Marriage, where life is supposed to begin and be nurtured, is an institution which the Church has given the status of sacrament. This is to underline the important fact that by their love for each other, their acceptance of children and their life together until death, the couple become an image of God in whom the love of the Father and the Son is personalised in the Holy Spirit.
As such the Holy Trinity is the first and perfect Family, whose image the couple is called to reflect by joyfully accepting the fruits of their love in the form of children.
The aspect of God, Love, Life and Sex which I wish to focus on in this article is the crucial and often misunderstood question of family planning, with particular reference to Natural Family Planning (NFP), as opposed to artificial, chemical and mechanical contraception.
Many of us priests have unfortunately not kept up to date on the tremendous developments that have taken place in the field of NFP. Many still mistakenly think and speak of NFP as if it were the outdated and long discarded Rhythm Method.
The Rhythm Method proved to be completely unreliable: firstly, because it was based on a false premise that every woman had a regular and unchanging 28 day cycle and secondly, because it did not take into account emotional and other factors that affect her cycle.
What we have today in NFP is a most accurate scientifically tested and tried method of achieving pregnancy or spacing it. It uses observable phenomena (signs) that occur naturally in the woman’s body and which indicate the different phases of her fertility cycle. Above all, those signs are sure indicators of whether she, and therefore the couple, is fertile or infertile.
The major advantage of NFP is that it involves both spouses in the process, so much so that most NFP couples will say we are fertile or infertile, rather than she.
In other words, responsibility for having a child or spacing them belongs to both spouses, not just the woman. That joint responsibility in itself changes the nature and depth of the couple’s relationship. They discuss these intimate matters much more freely, openly and candidly!
Another advantage is that it is natural and healthy, as it works with the body’s natural processes.
Learn About Natural Family Planning
It is therefore imperative that NFP become more widely known, that it be taught, learned and promoted by more and more Catholics, from priests down to couples preparing for marriage.
Of course, it goes without saying that more married couples need to begin or to resume practising NFP conscientiously and with the necessary commitment.
With the development and spread of Bl John Paul IIs Theology of the Body, more young adults and youth are being introduced to a clearer knowledge and better understanding of the meaning and place of sexuality in a persons make up, and its proper use in marriage and in marriage only!
For those older priests who were confused by the whole contraception debate of the 1960s and 70s, and even the 80s, this is going to be a major challenge.
Firstly, the challenge is to get up to date about NFP and artificial contraception, why one is acceptable in Catholic magisterial teaching and why one is not.

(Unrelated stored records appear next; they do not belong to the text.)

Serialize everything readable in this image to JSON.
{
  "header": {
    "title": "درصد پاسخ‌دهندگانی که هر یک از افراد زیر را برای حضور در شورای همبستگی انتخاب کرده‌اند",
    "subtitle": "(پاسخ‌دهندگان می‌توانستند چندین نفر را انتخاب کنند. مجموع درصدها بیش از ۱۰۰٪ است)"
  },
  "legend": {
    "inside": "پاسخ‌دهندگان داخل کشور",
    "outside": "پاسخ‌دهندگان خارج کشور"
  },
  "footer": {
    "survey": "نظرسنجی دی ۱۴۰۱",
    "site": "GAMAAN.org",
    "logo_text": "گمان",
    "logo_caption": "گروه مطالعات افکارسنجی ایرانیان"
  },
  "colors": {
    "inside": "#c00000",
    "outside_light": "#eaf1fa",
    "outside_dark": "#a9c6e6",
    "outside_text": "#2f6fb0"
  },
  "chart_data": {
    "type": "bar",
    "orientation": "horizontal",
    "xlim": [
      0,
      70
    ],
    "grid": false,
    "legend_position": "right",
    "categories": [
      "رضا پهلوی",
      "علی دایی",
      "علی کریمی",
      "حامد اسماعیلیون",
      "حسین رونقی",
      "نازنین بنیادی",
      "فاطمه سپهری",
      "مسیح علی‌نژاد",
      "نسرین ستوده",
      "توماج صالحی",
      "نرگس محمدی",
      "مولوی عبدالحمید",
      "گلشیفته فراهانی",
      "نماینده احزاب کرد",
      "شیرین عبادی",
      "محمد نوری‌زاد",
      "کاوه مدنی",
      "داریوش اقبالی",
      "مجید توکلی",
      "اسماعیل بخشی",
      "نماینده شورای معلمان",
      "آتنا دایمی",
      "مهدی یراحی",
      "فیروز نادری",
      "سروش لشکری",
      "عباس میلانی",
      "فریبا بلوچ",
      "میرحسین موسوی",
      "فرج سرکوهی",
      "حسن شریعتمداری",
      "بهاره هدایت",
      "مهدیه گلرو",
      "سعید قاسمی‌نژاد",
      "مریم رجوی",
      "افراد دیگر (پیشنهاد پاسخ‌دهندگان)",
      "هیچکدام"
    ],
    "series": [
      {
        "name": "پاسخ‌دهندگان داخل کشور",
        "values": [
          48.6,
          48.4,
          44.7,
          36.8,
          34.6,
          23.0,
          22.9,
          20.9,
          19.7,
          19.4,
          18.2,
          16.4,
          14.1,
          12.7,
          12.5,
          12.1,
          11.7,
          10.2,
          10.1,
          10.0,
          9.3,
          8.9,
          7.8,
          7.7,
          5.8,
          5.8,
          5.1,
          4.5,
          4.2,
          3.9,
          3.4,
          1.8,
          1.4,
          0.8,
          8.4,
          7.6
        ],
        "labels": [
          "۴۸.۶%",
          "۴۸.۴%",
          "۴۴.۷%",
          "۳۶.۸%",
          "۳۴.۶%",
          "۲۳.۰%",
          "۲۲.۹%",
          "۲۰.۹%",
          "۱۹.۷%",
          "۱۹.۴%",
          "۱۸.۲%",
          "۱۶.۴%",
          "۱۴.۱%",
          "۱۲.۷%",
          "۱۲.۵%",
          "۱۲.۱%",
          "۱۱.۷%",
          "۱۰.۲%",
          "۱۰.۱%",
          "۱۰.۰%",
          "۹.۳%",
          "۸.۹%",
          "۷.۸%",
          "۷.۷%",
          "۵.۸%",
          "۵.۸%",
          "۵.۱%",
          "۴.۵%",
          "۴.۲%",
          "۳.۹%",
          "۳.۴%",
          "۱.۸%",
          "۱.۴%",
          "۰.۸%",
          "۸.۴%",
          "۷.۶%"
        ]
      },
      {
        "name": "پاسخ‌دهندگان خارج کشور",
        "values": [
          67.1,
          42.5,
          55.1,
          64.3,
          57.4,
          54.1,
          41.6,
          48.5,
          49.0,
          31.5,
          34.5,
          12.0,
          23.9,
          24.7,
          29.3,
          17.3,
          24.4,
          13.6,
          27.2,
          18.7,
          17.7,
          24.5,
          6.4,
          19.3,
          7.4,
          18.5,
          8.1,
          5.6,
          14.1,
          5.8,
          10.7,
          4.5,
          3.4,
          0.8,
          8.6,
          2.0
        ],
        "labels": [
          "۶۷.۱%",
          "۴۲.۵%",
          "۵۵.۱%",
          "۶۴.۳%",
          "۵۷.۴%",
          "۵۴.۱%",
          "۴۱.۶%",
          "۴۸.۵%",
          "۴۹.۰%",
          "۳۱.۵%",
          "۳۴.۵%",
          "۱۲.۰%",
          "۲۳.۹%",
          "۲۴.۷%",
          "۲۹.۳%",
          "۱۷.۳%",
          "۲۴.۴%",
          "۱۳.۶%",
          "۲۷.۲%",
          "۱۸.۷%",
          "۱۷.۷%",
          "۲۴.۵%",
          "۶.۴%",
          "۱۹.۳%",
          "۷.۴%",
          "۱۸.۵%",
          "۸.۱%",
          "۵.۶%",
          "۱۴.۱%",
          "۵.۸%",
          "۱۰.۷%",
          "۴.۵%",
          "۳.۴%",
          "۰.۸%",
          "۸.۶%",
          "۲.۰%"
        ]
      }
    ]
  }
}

Secondly, there is the challenge to get to know and understand the essential differences between NFP and contraception, including the fundamental difference in intention.
With NFP the intention is to follow natures rhythms of fertility and infertility in order to space the births of children.
With contraception there is only one intention, namely to prevent birth altogether, first by preventing ovulation, second by preventing fertilisation, and third by preventing implantation of the fertilised egg to the wall of the womb. Today’s contraceptive pills do all three, thus interfering with three distinct phases in the development of a new human life. The last one is the most serious as it amounts to an early abortion. Hence the description of the pill as abortifacient or causing abortion.
There is no wonder that more and more couples, non-Catholic as well as Catholic, are looking for the right thing to do, namely how to space their children without all the harmful side effects and consequences of artificial contraception. For this reason there is a real and urgent call to every priest, deacon and lay minister engaged in formation to promote NFP among married couples, and especially among those who are preparing for marriage, but also teenagers, even pre-teens. There is no excuse for not speaking out against contraception since we have a perfectly workable and effective alternative.
Besides, our Catholic men and women as well as others have a right to complete and accurate information. And they deserve to get that information from those they can trust, so that they can make healthy decisions both morally and physically.
May Our Lady, the Mother of Human Life in its most perfect form, Jesus Christ, encourage and support you so that you will do whatever he tells you.